Water is a basic need that people in our state of Arizona still struggle to access due to the state’s long history of water scarcity and contamination. Heavy metal contaminants, notably arsenic, pervade the groundwater supply in Arizona due to decades-long unregulated mining activity. A study conducted by the US. Geological Survey in the main aquifers in the southwestern United States found that about 19% of the drinking water wells sampled exceeded the maximum contaminant level for arsenic of ten micrograms per liter established by the US Environmental Protection Agency ^{[1, 2]}. Arsenic contamination in water threatens the health and well-being of rural Arizonans who rely on these water sources.

ASU iGEM decided to tackle this problem by creating Chlamydomon[As], an engineered microalgae capable of bioremediating arsenic from contaminated water. Chlamydomonas reinhardtii has the ability to naturally uptake arsenic on its own by binding arsenite (As(III)) that enters the cell to metal binding peptides called phytochelatins, which bind to the arsenite and sequester it in the vacuole of C. reinhardtii . We are taking advantage of this existing biological pathway by introducing the genes encoding for the enzymes arsenate reductase (ACR2p) and phytochelatin synthase (PCS) into C. reinhardtii . Arsenate reductase reduces incoming arsenic into the cell into arsenite, the kind that can bind to phytochelatins. Phytochelatin synthase is the rate-limiting enzyme involved in the production of phytochelatins, and by increasing its expression, we can increase phytochelatin synthesis in C. reinhardtii , thereby enhancing its ability to bind and sequester arsenite in the vacuole. Chlamydomon[As] has the potential to revolutionize bioremediation technologies to help Arizona and regions around the world solve the issue of arsenic contamination in water.

A project like Chlamydomon[As] requires many moving parts to come together to forge a unique and innovative solution, but also presents formidable challenges.

At the cellular level, nuclear expression of transgenes in C. reinhardtii poses a number of obstacles that must be taken into account in order to achieve success. Firstly, transgenes are inserted randomly into the nuclear genome, meaning that strong expression of genes of interest is not guaranteed. Second, exogenous DNA is often not integrated fully or as intended into the nucleus, meaning that further regulation is required in order to maintain the construct’s integrity ^[3]. In an attempt to mitigate some of these challenges, we chose to develop a tricistronic expression vector that would allow us to express our two genes of interest (ACR2p, PCS) and an antibiotic selection marker gene in the C. reinhardtii nucleus, all under the control of a single promoter using viral 2A peptide sequences ^[4].

More information about our novel multicistronic expression vector is below.

Implementation also presents itself as a challenge. Although C. reinhardtii has long been well-characterized and considered a model organism for laboratory work, this means that the specific conditions that allow it to thrive in the laboratory must be replicated in order for it to survive outside of the lab as well. Our water filter design was designed to account for temperature regulation, growth times, and heavy metal uptake rates of the algae.

Learn exactly how we overcame these design constraints on our implementation page.

In order to overcome the challenges presented by transgene expression in the C. reinhardtii nucleus, we chose to develop a tricistronic expression vector that would allow us to express our two genes of interest (ACR2p, PCS) and an antibiotic selection marker gene (paromomycin) in the C. reinhardtii nucleus, all under the control of a single promoter.

This system is significant because engineering the C. reinhardtii nucleus was previously considered to be limited to 2 genes of interest [4]. Our system, however, introduces the opportunity to add an additional gene of interest to the plasmid, which greatly increases the possibilities of engineering in C. reinhardtii . We conducted preliminary testing a total of 6 2A peptides to determine which had the highest cleaving efficiency. Future efforts can use the most efficient 2A peptide to construct a more efficient version of Chlamydomon[As].

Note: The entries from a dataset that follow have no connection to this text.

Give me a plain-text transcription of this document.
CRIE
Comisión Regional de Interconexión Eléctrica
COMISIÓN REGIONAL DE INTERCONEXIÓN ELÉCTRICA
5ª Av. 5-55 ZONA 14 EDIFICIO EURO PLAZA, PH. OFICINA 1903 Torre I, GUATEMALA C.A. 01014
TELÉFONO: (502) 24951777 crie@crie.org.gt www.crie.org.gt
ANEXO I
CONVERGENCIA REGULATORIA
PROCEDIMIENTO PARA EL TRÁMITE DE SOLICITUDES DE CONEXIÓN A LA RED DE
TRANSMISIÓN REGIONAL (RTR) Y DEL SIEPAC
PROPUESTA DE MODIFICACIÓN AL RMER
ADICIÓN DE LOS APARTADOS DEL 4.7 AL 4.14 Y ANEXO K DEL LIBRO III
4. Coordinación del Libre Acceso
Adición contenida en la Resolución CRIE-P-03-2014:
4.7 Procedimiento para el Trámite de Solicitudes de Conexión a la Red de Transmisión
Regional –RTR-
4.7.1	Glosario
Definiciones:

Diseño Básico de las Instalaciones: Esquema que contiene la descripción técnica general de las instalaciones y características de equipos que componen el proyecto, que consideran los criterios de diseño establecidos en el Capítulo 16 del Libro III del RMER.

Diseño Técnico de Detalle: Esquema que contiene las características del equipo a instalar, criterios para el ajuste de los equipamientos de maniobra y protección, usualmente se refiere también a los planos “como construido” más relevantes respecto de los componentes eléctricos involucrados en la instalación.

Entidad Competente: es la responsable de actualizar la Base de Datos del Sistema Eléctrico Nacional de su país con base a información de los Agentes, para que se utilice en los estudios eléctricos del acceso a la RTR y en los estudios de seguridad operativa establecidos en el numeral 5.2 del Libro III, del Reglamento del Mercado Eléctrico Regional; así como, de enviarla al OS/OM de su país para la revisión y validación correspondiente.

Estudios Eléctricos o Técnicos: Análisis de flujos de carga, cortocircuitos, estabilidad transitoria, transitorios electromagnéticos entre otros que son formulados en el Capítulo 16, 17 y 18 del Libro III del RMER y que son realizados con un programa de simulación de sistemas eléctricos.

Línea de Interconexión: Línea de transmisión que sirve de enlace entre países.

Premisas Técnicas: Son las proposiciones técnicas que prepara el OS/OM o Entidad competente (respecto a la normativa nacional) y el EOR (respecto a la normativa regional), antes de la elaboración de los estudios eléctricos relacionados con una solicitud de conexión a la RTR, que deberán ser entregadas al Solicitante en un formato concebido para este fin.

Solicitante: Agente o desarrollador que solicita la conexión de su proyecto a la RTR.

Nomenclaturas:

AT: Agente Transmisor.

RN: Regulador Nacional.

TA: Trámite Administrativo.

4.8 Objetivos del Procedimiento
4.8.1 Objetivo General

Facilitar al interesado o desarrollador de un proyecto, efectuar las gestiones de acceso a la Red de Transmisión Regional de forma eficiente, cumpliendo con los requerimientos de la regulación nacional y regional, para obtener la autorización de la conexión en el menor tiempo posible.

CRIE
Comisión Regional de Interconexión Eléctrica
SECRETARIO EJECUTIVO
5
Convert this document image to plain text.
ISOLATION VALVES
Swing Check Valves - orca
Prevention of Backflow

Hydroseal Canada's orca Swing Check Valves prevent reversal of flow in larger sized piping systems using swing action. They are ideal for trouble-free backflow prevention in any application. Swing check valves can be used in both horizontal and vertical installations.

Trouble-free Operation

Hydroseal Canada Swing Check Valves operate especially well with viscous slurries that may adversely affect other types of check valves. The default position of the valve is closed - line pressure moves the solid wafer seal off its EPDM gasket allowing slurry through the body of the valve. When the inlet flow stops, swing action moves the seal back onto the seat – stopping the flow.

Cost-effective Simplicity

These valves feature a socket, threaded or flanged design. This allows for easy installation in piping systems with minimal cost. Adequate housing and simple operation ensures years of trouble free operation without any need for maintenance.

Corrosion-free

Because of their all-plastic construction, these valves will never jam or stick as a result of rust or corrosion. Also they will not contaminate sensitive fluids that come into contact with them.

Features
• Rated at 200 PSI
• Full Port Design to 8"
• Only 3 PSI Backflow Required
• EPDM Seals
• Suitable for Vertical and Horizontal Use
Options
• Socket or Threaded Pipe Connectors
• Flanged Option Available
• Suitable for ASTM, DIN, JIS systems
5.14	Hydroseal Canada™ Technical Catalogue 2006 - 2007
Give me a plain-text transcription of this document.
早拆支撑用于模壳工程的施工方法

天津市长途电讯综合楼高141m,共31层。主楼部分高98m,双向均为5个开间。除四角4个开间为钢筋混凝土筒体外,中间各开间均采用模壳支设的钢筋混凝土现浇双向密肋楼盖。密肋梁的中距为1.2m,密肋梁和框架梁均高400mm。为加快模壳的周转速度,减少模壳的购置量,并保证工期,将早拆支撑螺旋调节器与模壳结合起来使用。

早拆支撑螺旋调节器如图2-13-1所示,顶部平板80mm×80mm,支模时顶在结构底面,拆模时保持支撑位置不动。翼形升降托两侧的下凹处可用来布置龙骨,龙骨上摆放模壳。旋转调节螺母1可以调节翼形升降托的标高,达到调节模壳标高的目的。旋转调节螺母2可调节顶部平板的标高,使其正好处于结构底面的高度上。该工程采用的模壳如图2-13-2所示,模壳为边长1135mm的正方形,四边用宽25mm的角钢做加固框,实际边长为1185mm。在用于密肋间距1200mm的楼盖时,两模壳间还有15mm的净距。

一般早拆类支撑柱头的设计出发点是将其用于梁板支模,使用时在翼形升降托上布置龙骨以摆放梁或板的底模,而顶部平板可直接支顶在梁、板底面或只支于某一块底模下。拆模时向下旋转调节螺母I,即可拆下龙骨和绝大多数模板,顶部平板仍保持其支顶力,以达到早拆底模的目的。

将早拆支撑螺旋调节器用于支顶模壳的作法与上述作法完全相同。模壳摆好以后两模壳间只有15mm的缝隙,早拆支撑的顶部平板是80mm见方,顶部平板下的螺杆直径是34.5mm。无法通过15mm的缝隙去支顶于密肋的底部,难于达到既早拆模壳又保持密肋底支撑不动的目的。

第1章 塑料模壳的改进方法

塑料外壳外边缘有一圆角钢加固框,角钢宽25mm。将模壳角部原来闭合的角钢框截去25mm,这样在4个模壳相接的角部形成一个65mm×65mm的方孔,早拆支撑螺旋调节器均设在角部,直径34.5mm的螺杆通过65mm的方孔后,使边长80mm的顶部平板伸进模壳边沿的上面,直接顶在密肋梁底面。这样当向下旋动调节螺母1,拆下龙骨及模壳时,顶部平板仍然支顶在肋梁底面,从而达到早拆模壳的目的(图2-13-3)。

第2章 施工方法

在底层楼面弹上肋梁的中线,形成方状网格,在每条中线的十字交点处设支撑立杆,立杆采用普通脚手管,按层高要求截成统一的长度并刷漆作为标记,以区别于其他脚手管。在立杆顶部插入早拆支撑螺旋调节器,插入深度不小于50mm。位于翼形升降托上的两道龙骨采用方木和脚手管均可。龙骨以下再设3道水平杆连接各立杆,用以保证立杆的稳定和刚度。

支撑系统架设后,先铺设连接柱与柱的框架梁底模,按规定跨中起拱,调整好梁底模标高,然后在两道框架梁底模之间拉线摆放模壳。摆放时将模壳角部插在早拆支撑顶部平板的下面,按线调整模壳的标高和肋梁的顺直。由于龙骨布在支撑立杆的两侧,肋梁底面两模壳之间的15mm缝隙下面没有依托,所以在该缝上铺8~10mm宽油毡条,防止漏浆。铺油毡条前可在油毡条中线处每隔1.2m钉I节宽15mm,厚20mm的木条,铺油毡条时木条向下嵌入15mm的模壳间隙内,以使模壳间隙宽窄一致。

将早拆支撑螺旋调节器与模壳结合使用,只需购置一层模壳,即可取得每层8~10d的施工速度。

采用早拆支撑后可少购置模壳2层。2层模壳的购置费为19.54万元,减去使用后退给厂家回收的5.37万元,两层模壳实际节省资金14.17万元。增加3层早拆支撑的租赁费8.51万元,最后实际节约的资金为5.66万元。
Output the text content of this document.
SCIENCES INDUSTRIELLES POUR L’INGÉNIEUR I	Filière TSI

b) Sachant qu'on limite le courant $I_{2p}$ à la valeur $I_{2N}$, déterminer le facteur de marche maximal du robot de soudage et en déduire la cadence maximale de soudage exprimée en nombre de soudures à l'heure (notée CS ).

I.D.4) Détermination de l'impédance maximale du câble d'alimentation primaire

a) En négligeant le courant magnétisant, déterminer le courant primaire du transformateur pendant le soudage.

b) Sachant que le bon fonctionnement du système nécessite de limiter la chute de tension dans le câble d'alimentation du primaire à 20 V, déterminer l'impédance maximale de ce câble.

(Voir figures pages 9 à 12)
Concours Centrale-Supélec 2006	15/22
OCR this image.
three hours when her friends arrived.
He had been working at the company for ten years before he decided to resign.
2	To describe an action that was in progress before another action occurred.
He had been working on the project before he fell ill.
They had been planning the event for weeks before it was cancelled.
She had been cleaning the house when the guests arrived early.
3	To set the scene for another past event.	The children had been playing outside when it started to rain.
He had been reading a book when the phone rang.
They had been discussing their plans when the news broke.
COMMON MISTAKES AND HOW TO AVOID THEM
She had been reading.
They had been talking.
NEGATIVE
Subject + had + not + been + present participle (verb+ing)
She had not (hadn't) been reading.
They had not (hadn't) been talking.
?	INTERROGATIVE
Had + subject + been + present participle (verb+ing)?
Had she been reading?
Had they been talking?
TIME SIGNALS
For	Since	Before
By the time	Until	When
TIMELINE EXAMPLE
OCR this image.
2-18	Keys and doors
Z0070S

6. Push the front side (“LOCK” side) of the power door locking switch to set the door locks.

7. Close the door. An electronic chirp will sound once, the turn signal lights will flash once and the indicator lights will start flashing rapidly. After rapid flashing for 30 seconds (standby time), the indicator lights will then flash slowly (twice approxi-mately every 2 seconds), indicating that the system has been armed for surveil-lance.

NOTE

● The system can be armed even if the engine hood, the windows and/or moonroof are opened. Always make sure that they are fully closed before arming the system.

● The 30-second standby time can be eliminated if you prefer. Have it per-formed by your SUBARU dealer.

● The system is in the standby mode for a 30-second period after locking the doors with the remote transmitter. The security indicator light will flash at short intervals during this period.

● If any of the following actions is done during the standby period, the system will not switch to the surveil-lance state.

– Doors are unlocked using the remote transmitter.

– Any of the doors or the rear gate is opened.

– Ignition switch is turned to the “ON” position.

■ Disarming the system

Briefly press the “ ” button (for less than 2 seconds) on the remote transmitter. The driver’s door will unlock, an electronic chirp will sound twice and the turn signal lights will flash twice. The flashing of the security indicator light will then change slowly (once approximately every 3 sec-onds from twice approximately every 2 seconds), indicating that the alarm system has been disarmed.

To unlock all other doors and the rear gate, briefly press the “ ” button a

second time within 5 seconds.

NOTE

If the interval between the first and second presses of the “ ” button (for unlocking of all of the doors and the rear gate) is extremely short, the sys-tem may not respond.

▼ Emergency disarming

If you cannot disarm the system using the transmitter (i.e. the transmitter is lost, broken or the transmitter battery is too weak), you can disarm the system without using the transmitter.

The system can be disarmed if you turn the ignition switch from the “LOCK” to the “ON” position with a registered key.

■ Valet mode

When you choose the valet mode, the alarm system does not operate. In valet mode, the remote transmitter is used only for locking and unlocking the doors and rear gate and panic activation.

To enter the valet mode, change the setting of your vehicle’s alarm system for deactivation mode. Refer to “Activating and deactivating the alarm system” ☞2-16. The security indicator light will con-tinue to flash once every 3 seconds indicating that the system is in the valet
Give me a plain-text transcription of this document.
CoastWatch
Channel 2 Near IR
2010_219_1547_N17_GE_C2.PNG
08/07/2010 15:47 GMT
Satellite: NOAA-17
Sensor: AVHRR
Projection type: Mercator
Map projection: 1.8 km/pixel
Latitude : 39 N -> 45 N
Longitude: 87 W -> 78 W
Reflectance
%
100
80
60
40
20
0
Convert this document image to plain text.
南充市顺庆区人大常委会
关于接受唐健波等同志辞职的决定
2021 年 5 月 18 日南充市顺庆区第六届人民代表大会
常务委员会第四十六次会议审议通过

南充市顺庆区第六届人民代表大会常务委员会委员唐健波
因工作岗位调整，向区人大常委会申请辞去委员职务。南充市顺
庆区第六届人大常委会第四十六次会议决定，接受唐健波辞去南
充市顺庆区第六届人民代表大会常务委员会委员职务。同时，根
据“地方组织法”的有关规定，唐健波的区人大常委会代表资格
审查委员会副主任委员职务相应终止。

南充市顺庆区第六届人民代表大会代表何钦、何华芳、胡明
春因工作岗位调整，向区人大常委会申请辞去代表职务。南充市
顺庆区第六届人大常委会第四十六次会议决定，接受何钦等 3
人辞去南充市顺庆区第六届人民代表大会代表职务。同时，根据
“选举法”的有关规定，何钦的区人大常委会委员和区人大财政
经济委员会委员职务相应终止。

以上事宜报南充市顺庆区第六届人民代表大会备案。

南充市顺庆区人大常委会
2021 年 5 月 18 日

This data can also be used to construct a template plasmid that can accommodate up to three genes of interest using this 2A peptide system. Parts like these will enable future iGEM teams working with C. reinhardtii the ability to more accessibly develop ambitious genetic constructs.

View our contributions to the iGEM Parts registry here.

Chlamydomon[As] represents a small portion of the efforts being made to combat water quality issues with bioremediation. We are proud to not only have contributed to research in methods of bioremediation, but also have advanced research in engineering C. reinhardtii itself. Though there is still a long way to go until bioremediation technologies are normalized for public or commercial use, we hope that our project sheds light on how important these solutions are and broadens the horizons of what was previously thought to be possible in the field of water bioremediation.